When does the Borel subgroups of affine (linear) algebraic groups come from Borel subgroups of general linear group? Let  $G=SL_n(\mathbb C), $ or $SO_n(\mathbb C)$ or $Sp_{2n}(\mathbb C)$. 
Then it is known that $B\cap G$ is a Borel subgroup of $G$ where $B$ is the Borel subgroup of $GL_n$ (for the right $n$) of upper triangular matrices; hence it follows that given any Borel subgroup $B$ of $G$, there is a Borel subgroup $B'$ of $GL_n$ (for the right $n$) such that $B=B'\cap G$. 
My question is: Is this true for any general kind of connected affine algebraic groups other than those listed above ? 
Please help . Thanks in advance 
 A: $\newcommand{\GL}{\mathrm{GL}}$As stated the answer is it's always true if $G$ is connected and has a Borel subgroup $B$, over any field $k$ (characteristic $0$ so I don't have to worry about smoothness hypotheses).
Recall that if $G$ is a connected linear algebraic group then a smooth closed subgroup $P$ of $G$ is called parabolic if $G/P$ is proper (if you just want to work over $\mathbb{C}$, you can replace every instance of 'proper' with 'compact in the analytic topology'). For example, a Borel is a parabolic subgroup. We then have the following theorem of Chevalley:

Theorem(Chevalley): Let $G$ be a connected algebraic group, and let $P$ be a parabolic subgroup of $G$. Then, $P$ is connected and and $N_G(P)=P$.
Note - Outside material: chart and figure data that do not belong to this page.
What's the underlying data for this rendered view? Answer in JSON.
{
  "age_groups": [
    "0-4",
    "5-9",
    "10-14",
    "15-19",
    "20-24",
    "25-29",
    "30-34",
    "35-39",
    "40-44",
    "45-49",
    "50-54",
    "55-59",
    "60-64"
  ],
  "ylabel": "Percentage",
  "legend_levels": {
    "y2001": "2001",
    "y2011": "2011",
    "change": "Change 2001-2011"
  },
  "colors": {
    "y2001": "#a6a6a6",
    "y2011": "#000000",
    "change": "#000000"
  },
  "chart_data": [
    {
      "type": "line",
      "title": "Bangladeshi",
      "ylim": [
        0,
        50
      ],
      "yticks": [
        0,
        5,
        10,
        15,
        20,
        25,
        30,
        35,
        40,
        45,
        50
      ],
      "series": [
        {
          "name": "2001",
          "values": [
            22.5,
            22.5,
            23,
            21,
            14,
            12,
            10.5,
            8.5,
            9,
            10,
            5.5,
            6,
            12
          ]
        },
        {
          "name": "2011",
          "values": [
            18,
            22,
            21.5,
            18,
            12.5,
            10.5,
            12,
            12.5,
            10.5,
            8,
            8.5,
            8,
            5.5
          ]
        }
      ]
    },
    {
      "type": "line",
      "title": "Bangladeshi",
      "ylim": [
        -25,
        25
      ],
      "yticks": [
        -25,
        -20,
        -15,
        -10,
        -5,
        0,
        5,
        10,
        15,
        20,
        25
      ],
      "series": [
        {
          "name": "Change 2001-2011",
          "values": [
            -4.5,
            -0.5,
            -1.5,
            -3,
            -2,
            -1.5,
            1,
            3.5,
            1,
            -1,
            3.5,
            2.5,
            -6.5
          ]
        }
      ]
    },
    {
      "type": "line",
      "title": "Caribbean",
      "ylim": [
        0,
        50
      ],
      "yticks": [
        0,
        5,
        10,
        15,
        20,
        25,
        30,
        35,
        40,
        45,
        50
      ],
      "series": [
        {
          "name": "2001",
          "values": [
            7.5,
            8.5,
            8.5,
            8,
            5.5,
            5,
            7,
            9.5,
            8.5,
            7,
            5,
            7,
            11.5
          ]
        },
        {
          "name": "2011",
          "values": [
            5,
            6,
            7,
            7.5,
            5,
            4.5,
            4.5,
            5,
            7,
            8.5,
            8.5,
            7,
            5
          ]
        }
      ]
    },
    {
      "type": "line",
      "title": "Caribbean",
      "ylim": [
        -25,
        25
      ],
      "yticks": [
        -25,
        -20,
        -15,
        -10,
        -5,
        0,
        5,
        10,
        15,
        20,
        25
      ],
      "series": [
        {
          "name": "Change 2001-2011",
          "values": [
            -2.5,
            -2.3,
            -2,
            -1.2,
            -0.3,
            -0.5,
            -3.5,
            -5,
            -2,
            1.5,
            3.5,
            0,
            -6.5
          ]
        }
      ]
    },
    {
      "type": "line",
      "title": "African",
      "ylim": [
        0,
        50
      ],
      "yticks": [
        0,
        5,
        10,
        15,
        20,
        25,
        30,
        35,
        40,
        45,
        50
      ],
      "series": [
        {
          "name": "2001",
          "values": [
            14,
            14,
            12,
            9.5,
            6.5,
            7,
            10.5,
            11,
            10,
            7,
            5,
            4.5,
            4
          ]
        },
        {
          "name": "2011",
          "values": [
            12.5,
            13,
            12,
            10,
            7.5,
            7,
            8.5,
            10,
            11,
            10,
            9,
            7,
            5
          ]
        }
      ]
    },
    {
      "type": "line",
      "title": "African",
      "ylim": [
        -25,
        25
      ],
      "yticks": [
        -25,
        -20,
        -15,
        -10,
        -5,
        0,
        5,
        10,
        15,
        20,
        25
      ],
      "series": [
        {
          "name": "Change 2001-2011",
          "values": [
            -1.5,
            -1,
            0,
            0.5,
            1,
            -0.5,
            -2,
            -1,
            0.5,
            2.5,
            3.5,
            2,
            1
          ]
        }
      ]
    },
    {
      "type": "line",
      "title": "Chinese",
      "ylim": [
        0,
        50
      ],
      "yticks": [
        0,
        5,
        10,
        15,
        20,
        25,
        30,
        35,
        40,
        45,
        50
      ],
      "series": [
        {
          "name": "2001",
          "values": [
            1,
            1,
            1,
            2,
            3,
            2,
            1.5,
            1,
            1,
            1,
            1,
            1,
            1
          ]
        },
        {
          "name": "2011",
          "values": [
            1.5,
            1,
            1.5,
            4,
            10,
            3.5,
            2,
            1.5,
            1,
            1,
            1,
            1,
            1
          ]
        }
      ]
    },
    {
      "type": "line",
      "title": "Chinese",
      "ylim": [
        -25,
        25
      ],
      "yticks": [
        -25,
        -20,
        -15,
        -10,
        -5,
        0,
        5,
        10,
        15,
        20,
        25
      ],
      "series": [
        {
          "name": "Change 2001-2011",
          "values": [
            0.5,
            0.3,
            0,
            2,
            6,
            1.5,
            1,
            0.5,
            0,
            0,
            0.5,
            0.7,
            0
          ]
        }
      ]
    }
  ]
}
Proof: See Theorem 1.3.1 of this. $\blacksquare$
Suppose now that $B$ is a Borel subgroup of $G$, a closed subgroup of $\mathrm{GL}_n$. Note then $B$ is a connected solvable smooth subgroup of $\GL_n$ and thus is contained in a maximal connected smooth subgroup $B'$ of $\GL_n$ or, in other words, a Borel $B'$ of $\GL_n$. 
Let us note that $B'\cap G$ is smooth and solvable, and contains $B$. Thus, we will know that $B'\cap G$ is $B$ as soon as we know that $B'\cap G$ is connected. But, by Chevalley's theorem it suffices to show that $G/(B'\cap G)$ is proper. But, note that we have a surjection $G/B\to G/(B'\cap G)$ so that $G/(B'\cap G)$ is proper since $G/B$ is.

Here's an alternative, less algebro-geometric, proof using (the second part of) Chevalley's theorem due to my friend A. Bertoloni Meli. Note that $H:=B'\cap G$ while connected and smooth may not be connected. That said, consider that $H^\circ$, the connected component of $H$ is connected, smooth, and solvable. Thus, we certainly know that $H^\circ=B$. Note that $H^\circ$ is a normal subgroup of $H$. Thus, we see that 
$$H\subseteq N_G(H^\circ)=N_G(B)=B$$
with the last equality following from Chevalley's theorem. Thus, $H=H^\circ=B$.

If you don't want to assume that $\mathrm{char}(k)=0$, then you can extend to the case when $k$ is perfect I believe if you allow the claim that $B=(G\cap B')_\mathrm{red}$.